The Historians of Eighteenth-Century Art & Architecture (an ASECS affiliate) has just launched Enfilade.  Though a serial newsletter primarily intended for HECAA members,  Enfilade includes CFPs for architecture and visual culture, exhibition announcements, art auction notes, fellowship information, and “the 18th century in the news.”

Like the appropriately named The Hoarding, a blog “devoted to reporting recent work in British Romantic and Victorian literature,” Enfilade takes its name from an eighteenth-century architectural feature. From The Hoarding‘s about page:

According to the OED, a hoarding is a nineteenth-century term for “a temporary fence made of boards inclosing a building while in course of erection or repair; often used for posting bills and advertisements; hence, any boarding on which bills are posted.”

James Orlando Parry, "A London Street Scene" (1835)

James Orlando Parry, “A London Street Scene” (1835)

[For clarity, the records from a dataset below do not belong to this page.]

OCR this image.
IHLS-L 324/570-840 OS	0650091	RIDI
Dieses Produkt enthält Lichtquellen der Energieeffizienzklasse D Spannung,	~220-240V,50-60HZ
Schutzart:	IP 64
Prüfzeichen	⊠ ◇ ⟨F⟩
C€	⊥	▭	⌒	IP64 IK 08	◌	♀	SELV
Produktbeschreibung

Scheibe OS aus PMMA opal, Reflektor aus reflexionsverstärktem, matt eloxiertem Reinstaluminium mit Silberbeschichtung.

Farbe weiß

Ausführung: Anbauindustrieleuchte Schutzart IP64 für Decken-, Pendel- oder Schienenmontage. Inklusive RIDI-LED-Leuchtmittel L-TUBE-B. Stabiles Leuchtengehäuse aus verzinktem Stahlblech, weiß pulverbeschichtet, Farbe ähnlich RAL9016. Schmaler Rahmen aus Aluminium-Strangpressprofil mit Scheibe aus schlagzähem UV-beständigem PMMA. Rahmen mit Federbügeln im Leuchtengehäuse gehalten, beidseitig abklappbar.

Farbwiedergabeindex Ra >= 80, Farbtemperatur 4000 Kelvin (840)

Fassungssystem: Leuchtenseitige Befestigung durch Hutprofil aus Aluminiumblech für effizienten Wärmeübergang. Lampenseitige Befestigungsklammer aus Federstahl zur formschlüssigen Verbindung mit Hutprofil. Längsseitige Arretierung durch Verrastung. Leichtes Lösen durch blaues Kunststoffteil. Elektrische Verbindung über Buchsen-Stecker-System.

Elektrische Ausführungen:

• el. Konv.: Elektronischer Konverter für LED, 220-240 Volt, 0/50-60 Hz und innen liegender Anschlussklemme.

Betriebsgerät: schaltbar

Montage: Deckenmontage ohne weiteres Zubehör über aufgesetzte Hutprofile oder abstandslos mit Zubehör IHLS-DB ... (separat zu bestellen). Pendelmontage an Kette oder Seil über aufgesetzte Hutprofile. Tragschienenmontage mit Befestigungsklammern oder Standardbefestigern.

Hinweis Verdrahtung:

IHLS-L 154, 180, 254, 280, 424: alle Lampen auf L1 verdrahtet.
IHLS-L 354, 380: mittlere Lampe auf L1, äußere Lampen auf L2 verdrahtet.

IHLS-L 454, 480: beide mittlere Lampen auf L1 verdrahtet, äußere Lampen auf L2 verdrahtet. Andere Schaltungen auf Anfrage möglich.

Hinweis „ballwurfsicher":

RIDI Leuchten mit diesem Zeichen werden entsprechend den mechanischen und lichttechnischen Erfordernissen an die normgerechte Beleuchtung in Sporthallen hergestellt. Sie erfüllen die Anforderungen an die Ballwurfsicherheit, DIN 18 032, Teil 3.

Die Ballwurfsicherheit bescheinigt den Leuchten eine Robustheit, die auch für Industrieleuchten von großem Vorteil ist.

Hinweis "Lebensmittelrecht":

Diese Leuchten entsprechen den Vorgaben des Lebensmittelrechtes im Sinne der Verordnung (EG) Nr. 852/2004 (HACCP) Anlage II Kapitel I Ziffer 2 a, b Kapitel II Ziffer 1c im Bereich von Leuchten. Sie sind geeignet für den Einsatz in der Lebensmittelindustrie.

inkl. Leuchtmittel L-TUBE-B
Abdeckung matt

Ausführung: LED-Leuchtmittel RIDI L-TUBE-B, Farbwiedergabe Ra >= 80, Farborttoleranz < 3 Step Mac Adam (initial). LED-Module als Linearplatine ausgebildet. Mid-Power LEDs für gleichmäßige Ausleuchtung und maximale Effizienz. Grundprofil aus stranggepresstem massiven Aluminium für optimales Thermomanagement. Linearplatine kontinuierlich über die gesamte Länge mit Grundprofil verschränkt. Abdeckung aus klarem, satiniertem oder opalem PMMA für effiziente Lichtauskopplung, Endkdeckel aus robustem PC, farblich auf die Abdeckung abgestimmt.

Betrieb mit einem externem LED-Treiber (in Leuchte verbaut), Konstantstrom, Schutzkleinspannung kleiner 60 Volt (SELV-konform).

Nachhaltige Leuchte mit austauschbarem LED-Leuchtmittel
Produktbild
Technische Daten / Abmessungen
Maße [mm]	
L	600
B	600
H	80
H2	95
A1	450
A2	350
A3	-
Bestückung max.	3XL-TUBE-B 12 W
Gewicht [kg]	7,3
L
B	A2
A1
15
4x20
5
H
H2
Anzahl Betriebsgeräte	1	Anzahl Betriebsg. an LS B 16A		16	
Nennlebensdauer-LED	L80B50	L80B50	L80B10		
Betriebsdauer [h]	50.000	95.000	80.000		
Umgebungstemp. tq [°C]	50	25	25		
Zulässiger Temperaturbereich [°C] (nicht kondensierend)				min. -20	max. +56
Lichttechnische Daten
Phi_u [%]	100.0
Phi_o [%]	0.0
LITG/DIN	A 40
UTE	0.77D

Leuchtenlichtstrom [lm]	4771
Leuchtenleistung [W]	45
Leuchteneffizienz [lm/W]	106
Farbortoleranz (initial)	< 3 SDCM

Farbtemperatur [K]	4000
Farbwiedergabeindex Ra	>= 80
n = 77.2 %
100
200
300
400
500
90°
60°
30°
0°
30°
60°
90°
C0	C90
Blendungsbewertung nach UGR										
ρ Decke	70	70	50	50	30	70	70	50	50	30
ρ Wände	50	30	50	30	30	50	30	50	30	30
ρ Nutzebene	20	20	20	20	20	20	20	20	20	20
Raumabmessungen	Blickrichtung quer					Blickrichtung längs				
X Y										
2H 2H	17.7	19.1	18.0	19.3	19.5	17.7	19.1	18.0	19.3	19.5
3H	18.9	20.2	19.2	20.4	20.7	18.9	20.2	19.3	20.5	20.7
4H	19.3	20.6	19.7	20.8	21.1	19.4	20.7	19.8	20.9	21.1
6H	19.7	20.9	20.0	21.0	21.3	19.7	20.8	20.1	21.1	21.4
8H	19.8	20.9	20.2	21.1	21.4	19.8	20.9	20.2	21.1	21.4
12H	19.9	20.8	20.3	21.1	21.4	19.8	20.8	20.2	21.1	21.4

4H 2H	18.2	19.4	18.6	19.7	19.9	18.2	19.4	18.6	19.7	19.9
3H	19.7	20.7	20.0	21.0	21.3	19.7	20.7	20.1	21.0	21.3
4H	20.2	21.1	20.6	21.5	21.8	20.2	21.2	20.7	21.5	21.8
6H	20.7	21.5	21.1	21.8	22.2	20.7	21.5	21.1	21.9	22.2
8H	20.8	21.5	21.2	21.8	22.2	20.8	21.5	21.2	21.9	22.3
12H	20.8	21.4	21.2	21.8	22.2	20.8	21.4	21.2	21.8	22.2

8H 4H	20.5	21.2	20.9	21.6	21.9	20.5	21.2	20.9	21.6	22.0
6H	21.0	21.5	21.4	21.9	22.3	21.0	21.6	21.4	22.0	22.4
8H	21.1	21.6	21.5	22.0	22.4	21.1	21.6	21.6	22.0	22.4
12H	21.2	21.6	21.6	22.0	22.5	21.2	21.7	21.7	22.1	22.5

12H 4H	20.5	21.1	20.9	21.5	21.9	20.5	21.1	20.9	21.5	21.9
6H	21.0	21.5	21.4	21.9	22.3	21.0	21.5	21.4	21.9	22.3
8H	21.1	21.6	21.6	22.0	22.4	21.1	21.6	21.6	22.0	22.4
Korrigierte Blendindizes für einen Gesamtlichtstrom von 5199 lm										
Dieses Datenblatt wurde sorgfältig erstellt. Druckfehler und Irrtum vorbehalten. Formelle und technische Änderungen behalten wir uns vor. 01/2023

Where a Victorian “hoarding” seems a layered, visually chaotic space, the “enfilade” emphasizes the linearity of organized space. From Enfilade‘s A Note on the Name:

Enfilade is intended to encapsulate the sense in which various entries are threaded together along a central axis (in this case the order of the postings).Throughout the eighteenth century — in the realm of the ideal plan as well as often enough in life itself — the enfilade served to organize space and vision.

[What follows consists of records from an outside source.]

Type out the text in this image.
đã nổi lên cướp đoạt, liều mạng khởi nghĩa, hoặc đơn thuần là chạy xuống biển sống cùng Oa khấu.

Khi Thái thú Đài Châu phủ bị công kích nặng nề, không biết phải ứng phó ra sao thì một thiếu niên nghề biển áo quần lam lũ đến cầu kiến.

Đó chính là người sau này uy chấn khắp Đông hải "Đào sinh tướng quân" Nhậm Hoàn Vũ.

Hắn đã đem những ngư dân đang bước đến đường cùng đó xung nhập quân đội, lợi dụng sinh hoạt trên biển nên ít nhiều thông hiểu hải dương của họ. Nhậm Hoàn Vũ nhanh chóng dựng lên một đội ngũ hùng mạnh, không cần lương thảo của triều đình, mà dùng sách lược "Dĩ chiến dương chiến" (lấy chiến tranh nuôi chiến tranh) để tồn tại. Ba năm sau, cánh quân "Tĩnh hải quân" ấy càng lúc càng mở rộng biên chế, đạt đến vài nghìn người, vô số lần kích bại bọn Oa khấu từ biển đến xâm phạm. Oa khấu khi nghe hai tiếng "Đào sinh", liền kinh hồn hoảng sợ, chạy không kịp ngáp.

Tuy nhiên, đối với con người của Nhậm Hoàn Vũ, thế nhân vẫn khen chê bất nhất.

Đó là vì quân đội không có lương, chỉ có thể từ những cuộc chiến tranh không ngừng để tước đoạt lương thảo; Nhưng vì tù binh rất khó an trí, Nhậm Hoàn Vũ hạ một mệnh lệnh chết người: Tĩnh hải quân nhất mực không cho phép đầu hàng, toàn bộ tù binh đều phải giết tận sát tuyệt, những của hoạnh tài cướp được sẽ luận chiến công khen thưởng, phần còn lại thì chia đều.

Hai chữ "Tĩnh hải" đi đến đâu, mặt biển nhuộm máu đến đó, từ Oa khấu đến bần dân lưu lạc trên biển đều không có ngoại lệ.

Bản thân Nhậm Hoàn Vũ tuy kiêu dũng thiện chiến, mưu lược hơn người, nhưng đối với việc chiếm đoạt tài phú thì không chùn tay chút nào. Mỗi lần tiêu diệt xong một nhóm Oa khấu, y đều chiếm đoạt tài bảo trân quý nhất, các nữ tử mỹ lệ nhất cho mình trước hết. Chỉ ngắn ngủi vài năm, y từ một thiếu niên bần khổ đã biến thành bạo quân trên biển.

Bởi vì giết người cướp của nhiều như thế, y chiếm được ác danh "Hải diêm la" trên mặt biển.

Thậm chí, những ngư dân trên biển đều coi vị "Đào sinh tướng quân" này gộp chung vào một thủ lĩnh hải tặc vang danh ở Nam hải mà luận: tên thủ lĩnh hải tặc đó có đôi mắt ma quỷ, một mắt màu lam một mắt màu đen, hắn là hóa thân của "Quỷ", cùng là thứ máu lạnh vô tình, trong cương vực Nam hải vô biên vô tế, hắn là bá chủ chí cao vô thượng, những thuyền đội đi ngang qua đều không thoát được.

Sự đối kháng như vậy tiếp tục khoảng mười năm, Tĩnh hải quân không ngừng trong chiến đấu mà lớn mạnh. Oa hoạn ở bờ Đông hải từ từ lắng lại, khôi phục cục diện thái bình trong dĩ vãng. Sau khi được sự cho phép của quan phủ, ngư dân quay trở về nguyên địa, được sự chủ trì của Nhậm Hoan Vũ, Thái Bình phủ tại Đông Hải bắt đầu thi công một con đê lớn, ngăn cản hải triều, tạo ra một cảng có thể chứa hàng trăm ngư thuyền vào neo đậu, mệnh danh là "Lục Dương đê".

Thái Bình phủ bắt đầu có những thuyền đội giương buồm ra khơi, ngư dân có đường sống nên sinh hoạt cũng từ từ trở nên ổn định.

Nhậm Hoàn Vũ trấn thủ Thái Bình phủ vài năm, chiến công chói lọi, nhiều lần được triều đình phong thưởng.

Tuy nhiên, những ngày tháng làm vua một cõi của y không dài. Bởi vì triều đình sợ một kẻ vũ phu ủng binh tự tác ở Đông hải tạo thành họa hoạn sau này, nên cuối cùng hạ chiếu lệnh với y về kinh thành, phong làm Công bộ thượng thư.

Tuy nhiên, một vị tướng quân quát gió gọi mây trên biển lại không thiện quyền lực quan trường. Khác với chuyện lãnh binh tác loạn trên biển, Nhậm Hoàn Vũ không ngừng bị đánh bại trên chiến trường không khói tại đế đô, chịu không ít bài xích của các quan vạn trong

    Jacques-François Blondel, Château de Vendeuvre (Normandy), 1750s. Wikimedia Commons.

Jacques-François Blondel, Château de Vendeuvre (Normandy), 1750s. Wikimedia Commons.

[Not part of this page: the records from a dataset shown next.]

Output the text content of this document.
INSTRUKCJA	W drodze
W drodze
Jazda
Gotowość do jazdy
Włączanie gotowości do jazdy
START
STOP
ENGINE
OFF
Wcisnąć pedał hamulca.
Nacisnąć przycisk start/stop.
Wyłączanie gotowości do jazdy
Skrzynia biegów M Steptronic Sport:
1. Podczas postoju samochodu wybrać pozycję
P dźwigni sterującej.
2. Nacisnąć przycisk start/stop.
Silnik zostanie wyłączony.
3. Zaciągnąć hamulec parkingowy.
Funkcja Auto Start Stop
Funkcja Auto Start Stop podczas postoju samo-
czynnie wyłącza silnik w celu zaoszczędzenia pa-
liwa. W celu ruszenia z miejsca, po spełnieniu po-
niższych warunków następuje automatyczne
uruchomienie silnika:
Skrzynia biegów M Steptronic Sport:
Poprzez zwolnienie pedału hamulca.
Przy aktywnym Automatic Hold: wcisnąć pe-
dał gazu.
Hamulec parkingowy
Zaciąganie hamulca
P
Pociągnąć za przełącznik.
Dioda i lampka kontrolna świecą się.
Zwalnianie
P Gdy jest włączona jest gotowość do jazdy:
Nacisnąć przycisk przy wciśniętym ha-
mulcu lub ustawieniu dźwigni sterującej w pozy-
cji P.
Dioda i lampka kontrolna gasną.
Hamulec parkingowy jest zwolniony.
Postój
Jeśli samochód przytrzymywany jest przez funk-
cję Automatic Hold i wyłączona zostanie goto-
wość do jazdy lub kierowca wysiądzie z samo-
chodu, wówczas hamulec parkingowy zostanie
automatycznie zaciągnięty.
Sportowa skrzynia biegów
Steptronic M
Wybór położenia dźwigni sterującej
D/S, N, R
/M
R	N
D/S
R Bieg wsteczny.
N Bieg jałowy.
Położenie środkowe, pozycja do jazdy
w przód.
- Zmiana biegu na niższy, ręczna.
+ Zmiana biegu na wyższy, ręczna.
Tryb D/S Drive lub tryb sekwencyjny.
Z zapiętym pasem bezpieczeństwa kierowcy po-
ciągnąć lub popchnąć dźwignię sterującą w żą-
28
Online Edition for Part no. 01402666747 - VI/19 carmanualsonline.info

As many panel sessions for the 2010 ASECS conference can attest, there is remarkable interest in the intersections between eighteenth-century culture and digital technologies. Panel sessions range from new understandings of epistolary novels through the lens of blogging, miscroblogging, and email; critical responses to (and solutions for) databases of eighteenth-century texts; and digital tools and strategies for teaching the eighteenth-century. Yet another correspondence seems to be repurposing provocative terms for historical spaces to describe the “new” digital spaces of academic blogging.